KESALAHAN INTERPRETASI KONSEP “PERSONA” CARL GUSTAV JUNG
Secara harfiah kata persona yang berasal dari bahasa latin mempunyai arti semacam topeng yang digunakan para pemain teater untuk bersandiwara di atas pentas.
Setelah saya membaca lebih lagi mengenai konsep ini dari Carl Jung, ternyata saya dan juga beberapa ahli psikologi lainnya memiliki kesalahan penafsiran mengenai konsep persona. Saya menganggap bahwa persona adalah sebuah topeng yang dipakai oleh seseorang dalam kehidupan sehari-harinya untuk bersikap tidak apa adanya atau munafik.
Kemudian saat saya membuka kembali apa maksud sebenarnya konsep ini, ternyata saya dan juga “beberapa ahli psikologi” memiliki kesalahan dalam menginterpretasikan hal ini.
Jung sebenarnya memaksudkan persona adalah semacam peran yang dilakukan seseorang dalam kehidupan sehari-harinya, misalnya seorang pelukis memiliki identitas melalui kuas dan cat minyaknya, penyanyi dengan suaranya, professor dengan hal-hal yang bersifat keilmuan, seorang pembalap moto GP dengan motor dan kecepatan tinggi dan lain-lain.
Kata persona sendiri kemudian diadopsi kedalam bahasa Inggris yaitu personality yang mempunyai arti kepribadian. Saya mempunyai dugaan yang kuat bahwa sebenarnya Jung memilih kata persona dari bahasa latin yang berarti topeng yang digunakan seseorang dalam panggung sandiwara karena setiap pemeran dalam panggung sandiwara memiliki karakter atau ciri khasnya masing-masing.
Jika anda pernah mendengar atau melihat kalimat terkenal yang pernah ditulis oleh pujangga Inggris yang mahsyur William Shakespeare “manusia pada dasarnya hidup dalam panggung sandiwara, ada yang menjadi pemeran utama dan ada juga yang hanya menjadi figura, dan semuanya itu mempunyai pintu masuk dan keluarnya masing-masing”.
Kita bisa melihat hal ini dengan sangat mudah dalam kehidupan nyata, ada yang menjadi pengusaha dan ada yang menjadi manager suruhannya, ada yang menjadi tukang kebun dan ada yang menjadi seorang pilot. Ya, terkadang sastra lebih dalam mengkaji hidup dibanding ilmu lainnya.
Jadi disini bisa dilihat bahwa konsep persona sama sekali berbeda dengan konsep faking good dalam psikologi. Jung melihat bahwa manusia pada dasarnya hidup dalam dunia dimana manusia ingin mencari identitas, “siapakah dirinya yang sebenarnya?”. Identitas diri dan peran sosial biasanya terbentuk melalui pengalaman. Misalnya ketika seorang perempuan yang mempunyai hobi menulis dan ia sangat mengagumi Agatha Christie sejak ia masih berusia 10 tahun, ia akan berusaha mencari identitasnya sendiri atau paling tidak meniru identitas dari Agatha Christie.
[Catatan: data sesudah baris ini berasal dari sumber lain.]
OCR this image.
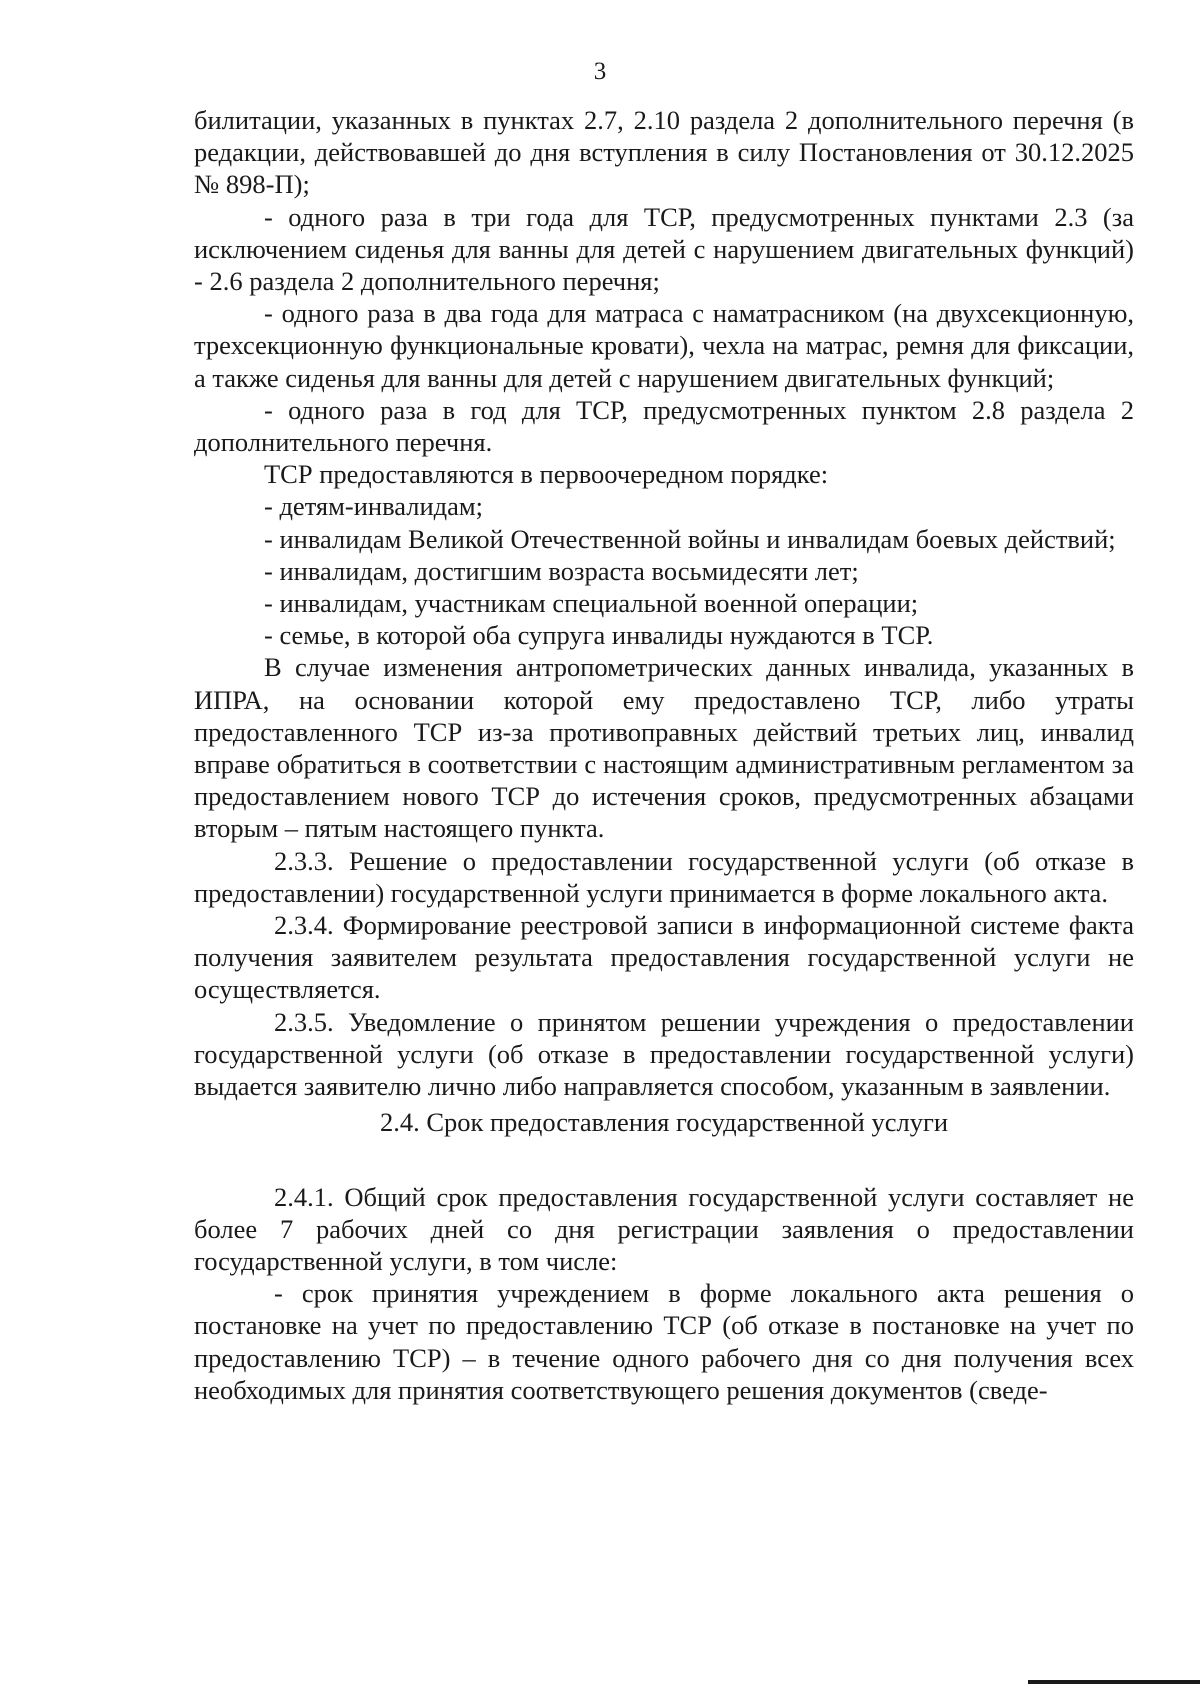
3

билитации, указанных в пунктах 2.7, 2.10 раздела 2 дополнительного перечня (в редакции, действовавшей до дня вступления в силу Постановления от 30.12.2025 № 898-П);

- одного раза в три года для ТСР, предусмотренных пунктами 2.3 (за исключением сиденья для ванны для детей с нарушением двигательных функций) - 2.6 раздела 2 дополнительного перечня;

- одного раза в два года для матраса с наматрасником (на двухсекционную, трехсекционную функциональные кровати), чехла на матрас, ремня для фиксации, а также сиденья для ванны для детей с нарушением двигательных функций;

- одного раза в год для ТСР, предусмотренных пунктом 2.8 раздела 2 дополнительного перечня.

ТСР предоставляются в первоочередном порядке:

- детям-инвалидам;

- инвалидам Великой Отечественной войны и инвалидам боевых действий;

- инвалидам, достигшим возраста восьмидесяти лет;

- инвалидам, участникам специальной военной операции;

- семье, в которой оба супруга инвалиды нуждаются в ТСР.

В случае изменения антропометрических данных инвалида, указанных в ИПРА, на основании которой ему предоставлено ТСР, либо утраты предоставленного ТСР из-за противоправных действий третьих лиц, инвалид вправе обратиться в соответствии с настоящим административным регламентом за предоставлением нового ТСР до истечения сроков, предусмотренных абзацами вторым – пятым настоящего пункта.

2.3.3. Решение о предоставлении государственной услуги (об отказе в предоставлении) государственной услуги принимается в форме локального акта.

2.3.4. Формирование реестровой записи в информационной системе факта получения заявителем результата предоставления государственной услуги не осуществляется.

2.3.5. Уведомление о принятом решении учреждения о предоставлении государственной услуги (об отказе в предоставлении государственной услуги) выдается заявителю лично либо направляется способом, указанным в заявлении.

2.4. Срок предоставления государственной услуги

2.4.1. Общий срок предоставления государственной услуги составляет не более 7 рабочих дней со дня регистрации заявления о предоставлении государственной услуги, в том числе:

- срок принятия учреждением в форме локального акта решения о постановке на учет по предоставлению ТСР (об отказе в постановке на учет по предоставлению ТСР) – в течение одного рабочего дня со дня получения всех необходимых для принятия соответствующего решения документов (сведе-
Dan dalam proses tersebut tentu saja akan ada banyak masalah-masalah yang ia hadapi, dan kualitas persona seseorang akan teruji apabila ia bisa melewati masalah-masalah tersebut. Biasanya identitas inti seseorang akan terlihat ketika ia sedang terkena masalah yang berat.
Misalnya masalah perceraian dan hutang-piutang (saya mengambil dua contoh ini karena biasanya manusia akan sangat bereaksi dengan cepat ketika masalah-masalah tersebut berkaitan dengan hubungan emosional ataupun seksualitas dan juga uang). Letak kesalahan utama kita adalah seringkali melihat sesuatu secara tekstual saja dan tidak menelaah lebih jauh terhadap hal tersebut. Saya berharap bahwa ketika saya menuliskan hal ini kedepannya saya tidak akan melakukan kecurigaan atau prasangka yang mengarah secara salah menggunakan konsep persona ini.
Karena biasanya seorang ahli psikologi (dari pengalaman-pengalaman saya), cenderung terlalu banyak melakukan kecurigaan terhadap sesuatu dan salah satu idola saya yaitu Sigmund Freud juga seringkali melakukan hal yang sama. Freud dan Jung adalah dua orang yang memiliki intelektualitas yang tinggi, pada awalnya mereka berdua saling respek satu sama lain, namun mereka lupa bahwa sifat kedewasaan mereka yang terlalu berlebihan-lah yang membuat mereka berpisah.